The government will move ahead with a new phase of restructuring to cut wastage and promote efficiency, according to a Cabinet dispatch on Tuesday which listed 90 entities that will be affected, triggering fears of job losses in the public sector.
- The first cabinet meeting this year approved merging of 42 State Corporations into 20 entities to eliminate redundancy.
- The new changes will also see nine corporations absorbed into their parent ministries, 13 professional bodies and four public funds declassified, six corporations restructured, and 16 state corporations dissolved.
- In 2023, the government announced privatisation of 11 state corporations to unlock working and investment capital for the entities following dwindling state resources.
“No state corporation function will be lost, and no jobs will be lost as all affected employees will be absorbed into the public service,” State House Spokesperson Hussein Mohammed said in a post on X (formerly Twitter)
“The reforms will address operational and financial inefficiencies, enhance service delivery, and reduce reliance on exchequer,” he added.
The six state corporations proposed for restructuring in the new order include Kenya Utalii College, Postal Corporation of Kenya, Bomas of Kenya, Kenya Roads Board, National Housing Corporation and National Syndemic Disease Control Council.
The Kenya National Assurance Company, Numerical Machining Complex, Scrap Metal Council, Jomo Kenyatta Foundation, and Kenya Year Book Editorial Board will either face dissolution or divestiture.

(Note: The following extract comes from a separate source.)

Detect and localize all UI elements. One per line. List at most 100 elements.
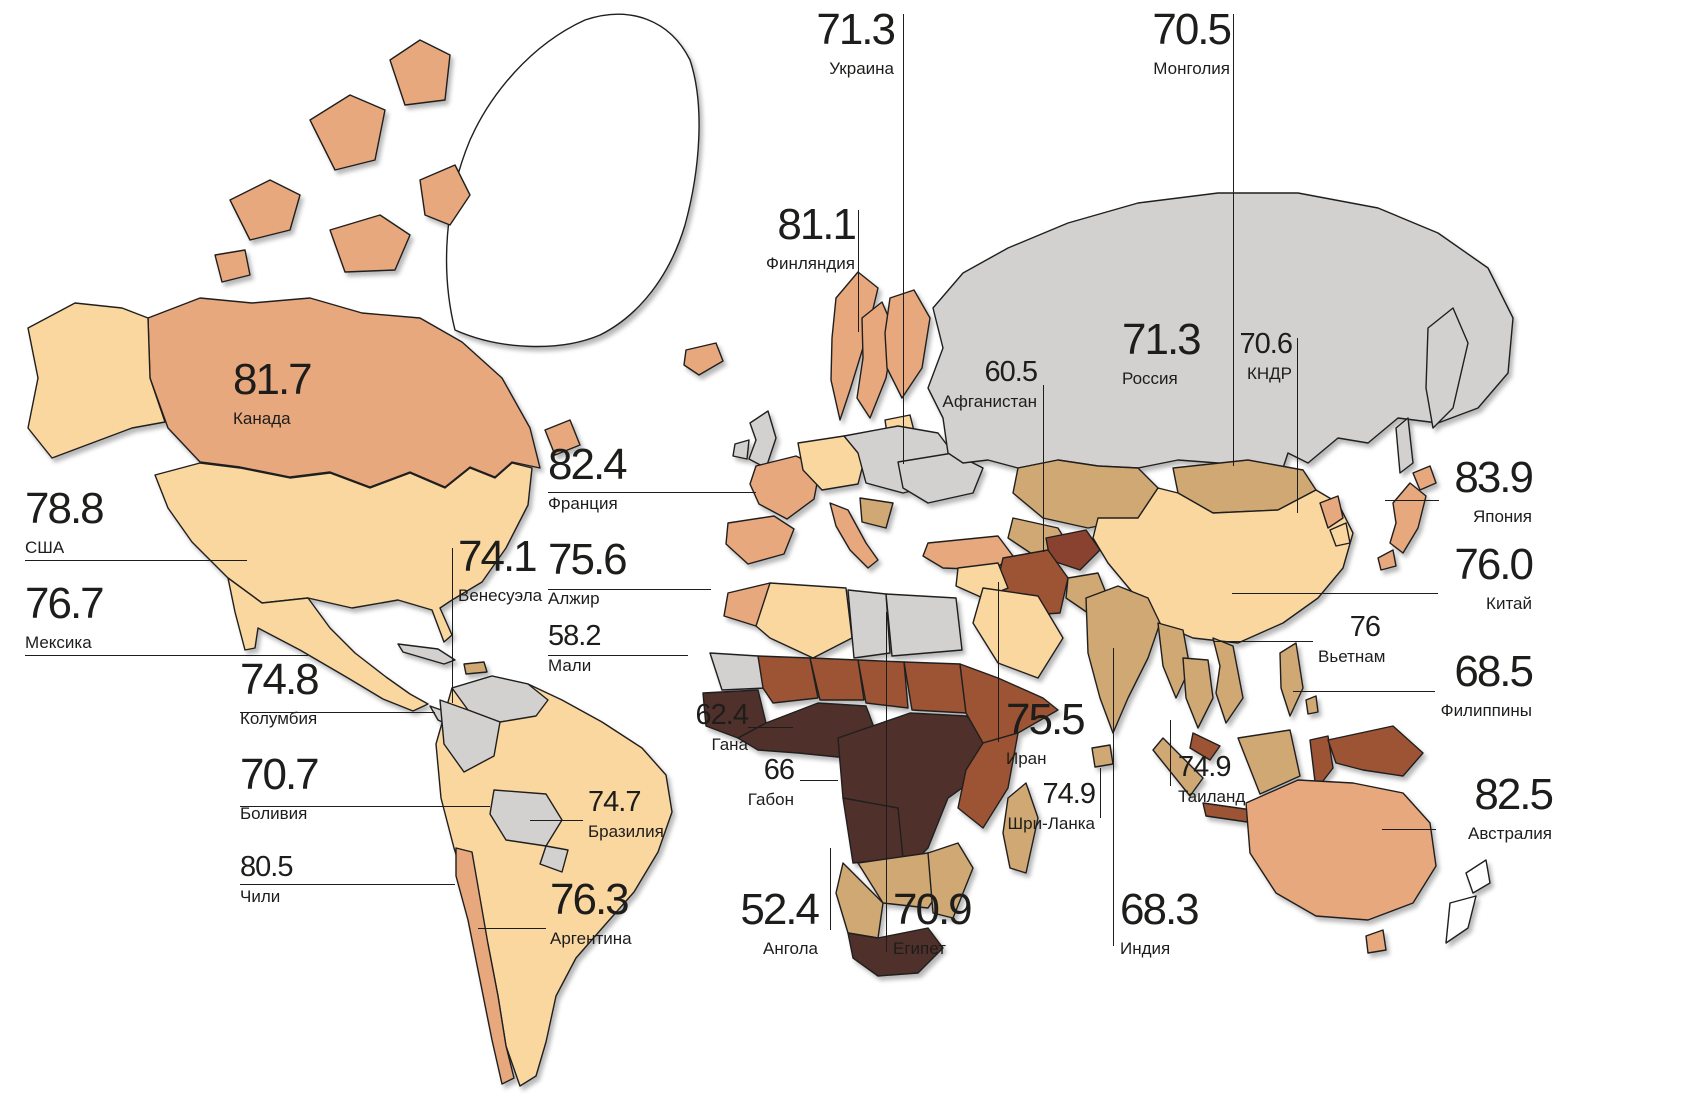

In the dispatch, Cabinet said the restructuring followed an assessment of 271 state corporations, excluding those earmarked for privatisation, a parallel process that has run into some headwinds. After an appeal by opposition party ODM, the courts temporarily halted the privatisation process which targeted Kenya Pipeline Company, New Kenya Cooperative Creameries (NKCC), Kenyatta International Convention Center (KICC), National Oil Cooperation, Kenya Seed Company and the Kenya Literature Bureau (KLB) among others.
The IMF-backed moves are part of the ongoing structural adjustment programs, which mirror the first phase of similar changes in the late 1980s and 1990s. That phase of restructuring led to massive job losses in the public sector through retrenchments, with estimates of at least 30, 000 jobs lost from 1996 to 2000 only.
While the assurances of no job losses may quell fears in some quarters, it may not be entirely practical to reabsorb all employees within the public sector. A good example of potential job losses is within the units set for declassification, which will see the entities miss out on budgetary allocations necessary to keep their operations running.
Another element is that one of the goals of ongoing austerity measures has been to reduce the public sector wage budget, and moves to keep all employees on the public payroll may not bode well with the overarching IMF-mandated austerity plans.
In July 2024, in the aftermath of controversial Finance Bill 2024, the government said it would dissolve 47 state corporations, send ageing government staff on retirement, suspend some budgetary provisions of confidential budgets, and suspended the purchase of new cars for a year.